Yeah, nutria are really big.

Reply to
Kalera Stratton

LOL - I have lived in Porltand for over 20 years and I have never, ever heard of a nutria. Or a coypus.

Reply to
Kandice Seeber

Audobon is great, but wrong about oh so many things. Like cicadas; we have them here, too, but you can't find any documentation of that.

We have nutrias aplenty here; they're huge, raccoon-size, and not like any other creature.

Reply to
Kalera Stratton

I never knew they were called "coypus" before, and I wasn't aware of them until about 13 years ago, but they are plentiful here now. If you go to Crystal Springs Rhododendron garden (or to my endodontist) you will likely see several. You find them squished sometimes on some of the roads down toward John's Landing, too.

Reply to
Kalera Stratton

On Fri, 22 Aug 2003 1:19:06 -0400, Kalera Stratton wrote (in message ):

Are they harmless? I know I'd be freaked if I saw a nutria wandering in my backyard.

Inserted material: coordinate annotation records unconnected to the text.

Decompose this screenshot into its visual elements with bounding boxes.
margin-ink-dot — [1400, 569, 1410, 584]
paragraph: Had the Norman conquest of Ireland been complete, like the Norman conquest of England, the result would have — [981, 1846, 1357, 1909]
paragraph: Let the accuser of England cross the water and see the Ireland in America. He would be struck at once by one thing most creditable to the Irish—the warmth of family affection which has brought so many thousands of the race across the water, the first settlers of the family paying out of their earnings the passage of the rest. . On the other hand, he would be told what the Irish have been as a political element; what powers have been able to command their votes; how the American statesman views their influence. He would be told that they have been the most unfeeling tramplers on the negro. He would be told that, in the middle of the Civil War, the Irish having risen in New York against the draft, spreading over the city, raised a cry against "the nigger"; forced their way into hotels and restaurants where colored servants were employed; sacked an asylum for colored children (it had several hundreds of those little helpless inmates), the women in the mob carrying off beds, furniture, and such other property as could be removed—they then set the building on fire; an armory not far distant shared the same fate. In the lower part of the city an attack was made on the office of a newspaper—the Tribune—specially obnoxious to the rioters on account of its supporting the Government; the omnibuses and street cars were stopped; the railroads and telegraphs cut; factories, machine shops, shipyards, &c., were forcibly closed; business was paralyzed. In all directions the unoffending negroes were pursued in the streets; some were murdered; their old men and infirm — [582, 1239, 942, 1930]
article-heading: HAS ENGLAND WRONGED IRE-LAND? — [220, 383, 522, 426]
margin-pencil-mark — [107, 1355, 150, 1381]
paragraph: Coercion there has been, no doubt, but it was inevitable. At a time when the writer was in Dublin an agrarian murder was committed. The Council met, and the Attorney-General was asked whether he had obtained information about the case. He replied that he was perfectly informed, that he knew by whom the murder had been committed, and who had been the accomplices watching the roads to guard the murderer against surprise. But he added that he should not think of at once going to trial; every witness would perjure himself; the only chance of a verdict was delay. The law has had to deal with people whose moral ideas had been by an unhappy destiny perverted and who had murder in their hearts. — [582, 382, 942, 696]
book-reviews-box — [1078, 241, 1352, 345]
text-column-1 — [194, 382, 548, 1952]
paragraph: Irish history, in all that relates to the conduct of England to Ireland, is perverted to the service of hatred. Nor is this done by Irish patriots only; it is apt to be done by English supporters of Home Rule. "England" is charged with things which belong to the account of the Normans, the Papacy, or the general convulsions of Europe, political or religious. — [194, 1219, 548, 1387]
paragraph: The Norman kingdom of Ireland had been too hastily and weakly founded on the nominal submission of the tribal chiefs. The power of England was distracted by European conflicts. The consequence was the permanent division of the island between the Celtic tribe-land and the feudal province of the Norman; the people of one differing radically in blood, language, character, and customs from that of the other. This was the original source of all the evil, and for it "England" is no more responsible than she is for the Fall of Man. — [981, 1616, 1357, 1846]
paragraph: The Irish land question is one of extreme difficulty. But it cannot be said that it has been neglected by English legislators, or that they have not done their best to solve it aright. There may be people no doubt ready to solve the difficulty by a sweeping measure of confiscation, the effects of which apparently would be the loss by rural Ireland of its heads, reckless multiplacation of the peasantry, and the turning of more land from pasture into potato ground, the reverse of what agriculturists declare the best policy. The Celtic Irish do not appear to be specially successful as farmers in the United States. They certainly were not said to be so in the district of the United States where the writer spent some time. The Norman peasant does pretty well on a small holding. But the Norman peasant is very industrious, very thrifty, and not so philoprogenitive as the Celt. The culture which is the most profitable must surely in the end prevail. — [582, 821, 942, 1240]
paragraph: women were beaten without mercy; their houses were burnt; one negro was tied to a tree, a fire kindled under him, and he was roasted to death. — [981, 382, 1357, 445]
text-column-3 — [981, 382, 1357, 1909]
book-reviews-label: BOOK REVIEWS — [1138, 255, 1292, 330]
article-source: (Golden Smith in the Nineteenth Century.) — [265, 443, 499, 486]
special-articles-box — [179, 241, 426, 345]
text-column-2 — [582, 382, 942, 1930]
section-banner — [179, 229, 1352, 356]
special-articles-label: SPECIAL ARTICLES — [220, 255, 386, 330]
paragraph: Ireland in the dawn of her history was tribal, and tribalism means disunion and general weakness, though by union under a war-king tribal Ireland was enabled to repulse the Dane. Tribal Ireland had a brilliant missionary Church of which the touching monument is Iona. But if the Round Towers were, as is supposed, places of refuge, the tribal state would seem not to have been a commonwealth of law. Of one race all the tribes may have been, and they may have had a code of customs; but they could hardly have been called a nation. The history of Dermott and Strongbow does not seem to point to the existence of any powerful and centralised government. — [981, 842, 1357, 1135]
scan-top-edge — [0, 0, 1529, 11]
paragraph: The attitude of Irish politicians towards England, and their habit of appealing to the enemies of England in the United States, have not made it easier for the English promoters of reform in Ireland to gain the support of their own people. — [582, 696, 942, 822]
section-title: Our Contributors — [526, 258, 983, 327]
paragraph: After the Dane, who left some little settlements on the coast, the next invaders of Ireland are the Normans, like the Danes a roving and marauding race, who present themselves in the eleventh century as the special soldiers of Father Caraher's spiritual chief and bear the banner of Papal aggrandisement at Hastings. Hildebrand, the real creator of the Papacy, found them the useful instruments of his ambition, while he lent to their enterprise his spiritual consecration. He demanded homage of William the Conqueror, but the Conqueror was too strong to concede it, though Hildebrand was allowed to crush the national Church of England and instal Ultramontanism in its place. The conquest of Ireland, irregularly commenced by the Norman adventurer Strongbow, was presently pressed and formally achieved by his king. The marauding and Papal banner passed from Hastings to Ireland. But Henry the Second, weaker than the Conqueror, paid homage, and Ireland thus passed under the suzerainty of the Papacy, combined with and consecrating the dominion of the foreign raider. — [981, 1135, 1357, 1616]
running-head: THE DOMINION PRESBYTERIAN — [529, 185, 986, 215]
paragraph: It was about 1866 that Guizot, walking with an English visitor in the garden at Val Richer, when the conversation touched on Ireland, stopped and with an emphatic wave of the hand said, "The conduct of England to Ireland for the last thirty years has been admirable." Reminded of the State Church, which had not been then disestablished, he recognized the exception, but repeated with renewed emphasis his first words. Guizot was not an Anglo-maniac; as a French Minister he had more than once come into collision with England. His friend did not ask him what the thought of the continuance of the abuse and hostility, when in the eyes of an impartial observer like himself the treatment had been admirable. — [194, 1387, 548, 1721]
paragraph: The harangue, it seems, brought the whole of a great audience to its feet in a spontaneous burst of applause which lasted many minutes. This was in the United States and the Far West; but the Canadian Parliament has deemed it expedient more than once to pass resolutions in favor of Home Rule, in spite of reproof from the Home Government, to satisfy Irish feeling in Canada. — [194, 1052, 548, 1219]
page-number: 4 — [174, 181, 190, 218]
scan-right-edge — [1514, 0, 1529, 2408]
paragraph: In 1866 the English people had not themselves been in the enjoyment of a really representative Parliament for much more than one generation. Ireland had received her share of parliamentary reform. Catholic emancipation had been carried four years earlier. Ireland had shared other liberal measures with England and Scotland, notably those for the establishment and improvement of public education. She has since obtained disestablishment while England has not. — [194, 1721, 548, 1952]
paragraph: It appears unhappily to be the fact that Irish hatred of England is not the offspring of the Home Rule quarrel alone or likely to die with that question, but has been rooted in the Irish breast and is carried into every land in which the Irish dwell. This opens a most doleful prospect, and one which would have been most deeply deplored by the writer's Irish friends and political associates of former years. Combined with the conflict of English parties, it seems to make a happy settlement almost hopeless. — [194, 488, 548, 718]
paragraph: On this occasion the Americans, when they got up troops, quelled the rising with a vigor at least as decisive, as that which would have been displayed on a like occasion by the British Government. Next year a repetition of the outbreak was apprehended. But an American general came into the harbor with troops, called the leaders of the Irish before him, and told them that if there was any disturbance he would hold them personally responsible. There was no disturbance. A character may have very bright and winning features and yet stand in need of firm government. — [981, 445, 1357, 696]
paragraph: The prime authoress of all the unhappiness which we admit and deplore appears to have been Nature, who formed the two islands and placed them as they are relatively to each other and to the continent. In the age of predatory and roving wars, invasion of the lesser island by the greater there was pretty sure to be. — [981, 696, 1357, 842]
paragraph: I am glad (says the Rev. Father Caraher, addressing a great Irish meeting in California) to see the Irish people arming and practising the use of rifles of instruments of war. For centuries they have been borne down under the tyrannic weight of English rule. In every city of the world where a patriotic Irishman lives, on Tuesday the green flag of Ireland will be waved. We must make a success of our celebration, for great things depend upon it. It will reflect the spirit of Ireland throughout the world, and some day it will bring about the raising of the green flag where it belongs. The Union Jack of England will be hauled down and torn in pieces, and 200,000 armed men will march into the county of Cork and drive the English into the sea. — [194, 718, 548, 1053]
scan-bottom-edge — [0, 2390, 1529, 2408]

DD reports that the latest fashionable pets in Germany are raccoons. What the Frank? Why anyone would want one of those rabies-carrying, garbage stealing, nasty things is beyond me. My cousin tells me that the raccoons cannot be housebroken, and are mostly kept caged. Why would anyone think that a wild animal like that would make a good pet.

Kathy N-V

Reply to
Kathy N-V

Raccoons for PETS? They must be mad!

As far as I know, Nutria are pretty harmless. Never heard anything bad about diseases or biting or fighting with cats or anything.